Я глубоко дышала, чтобы отогнать дурноту, горячий воздух, плотный от рева автомобилей, все еще носившихся вокруг Калемегдана, а где-то в Данцигском коридоре громыхали таким же плотным звуком танки третьего рейха и прорывались в Европу. Но Европа, хотя и обеспокоенная, все еще без настоящей обороны и все еще расслабленная под этим теплым, загорелым солнцем, ничего не понимала. Еще нет. И она тоже.
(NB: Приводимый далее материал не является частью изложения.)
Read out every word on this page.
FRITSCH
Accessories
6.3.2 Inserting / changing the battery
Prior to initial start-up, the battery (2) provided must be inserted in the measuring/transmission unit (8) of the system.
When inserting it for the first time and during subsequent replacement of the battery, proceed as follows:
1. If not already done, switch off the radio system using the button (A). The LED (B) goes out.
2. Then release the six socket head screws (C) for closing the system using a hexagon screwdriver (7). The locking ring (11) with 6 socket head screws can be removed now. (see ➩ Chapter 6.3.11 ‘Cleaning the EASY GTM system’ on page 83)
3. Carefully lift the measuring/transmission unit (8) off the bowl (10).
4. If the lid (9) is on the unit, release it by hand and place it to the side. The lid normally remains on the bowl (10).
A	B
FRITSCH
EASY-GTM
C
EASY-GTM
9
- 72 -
Я вдыхала этот воздух, сплавленный с полуднем первого дня — воскресенья в переломном сентябре переломного года с обозначением 1939, а в воздухе не было запаха — ни предчувствия, ни поражения, ни черного солнца. Он был теплым и пронизанным чем-то прозрачным и простодушным, мягким и пушистым, невинным. Вдруг умолк рев автомобильных моторов, наверное, на трассе наступил первый перерыв, тот, что в 13 часов 30 минут, совершенно улетучился бензиновый смрад, легким порывами долетавший со склонов Калемегдана: во внезапном затишье сентябрьского дня, который только начал поворачивать к своему собственному исходу, под обломками равномерно синего неба, я почувствовала запах согретой поверхности умиротворенной, доброй реки, Савы, доходивший оттуда, с самого Устья.

Мне становилось лучше. Дурнота отступала. Госпожа Криста Джорджевич взглянула на меня в знак приветствия, дружески подмигнула, подбадривая меня, но оставила. Она удалялась, уходила, наверняка с милой улыбкой, навстречу тем, кто наверняка — я не оборачивалась — направлялись к окну, к нам. Она все еще меня защищала, я слышала ее смех, искрящийся, и голос, сердечный, она их уводила, они уходили к бормотанию, в бормотание толпы, исчезали. Прижатая к окну, я, отделенная от всего траншеей пустоты, вдыхала запах согретой реки, невидимой, и умащала им свое израненное нутро, как целебным илом.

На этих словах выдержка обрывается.